Dry co-milling is a technology that has been widely used in recent years and can be applied in the pharmaceutical industry to improve the solubility and dissolution rate of poorly soluble active substances. Quality by Design is a systematic approach that uses statistical, analytical and risk management methodology with predefined objectives. The aim of this thesis is to develop submicron/nano-sized compositions of celecoxib, which has low solubility in water and physiological environments, prepared by dry co-milling technology, with a quality by design approach and to characterize them in vitro/in vivo. The most suitable excipients for dry milling with celecoxib were determined by preliminary screening experiments. Different experimental designs were used to understand the effects of processing and formulation factors on the critical quality properties of co-milled celecoxib compositions.
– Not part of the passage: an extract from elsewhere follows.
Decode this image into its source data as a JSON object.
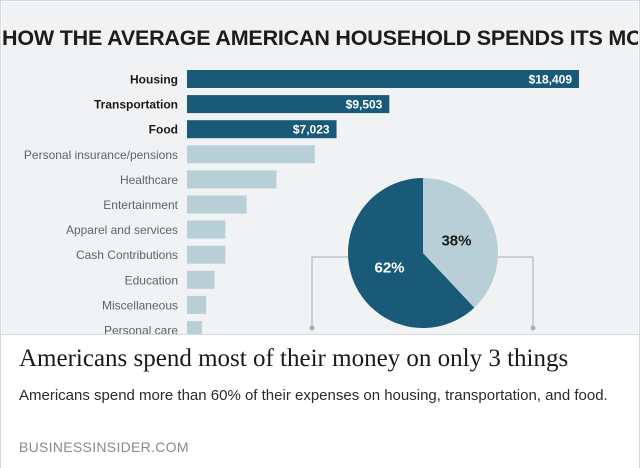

Potential risk factors were determined with Ishikawa diagram, important risk factors were selected with Plackett-Burman experimental design, and celecoxib compositions were optimized with central composite and Bayesian optimization. Optimized co-milled celecoxib compositions were characterized by FTIR, XRD, DSC, SEM, IDR, solubility and stability studies. Dissolution tests and permeability studies of the optimum formulation developed with this composition were carried out. Oral pharmacokinetic studies of the optimum formulation and reference product were performed in rats. As a result of these studies, optimum factors for the design of celecoxib compositions with increased solubility and dissolution rate at submicron/nano-sized were determined with the quality by design approach. Results of in vitro and in vivo studies have demonstrated the development of celecoxib compositions with improved solubility, dissolution rate, and oral pharmacokinetic profile.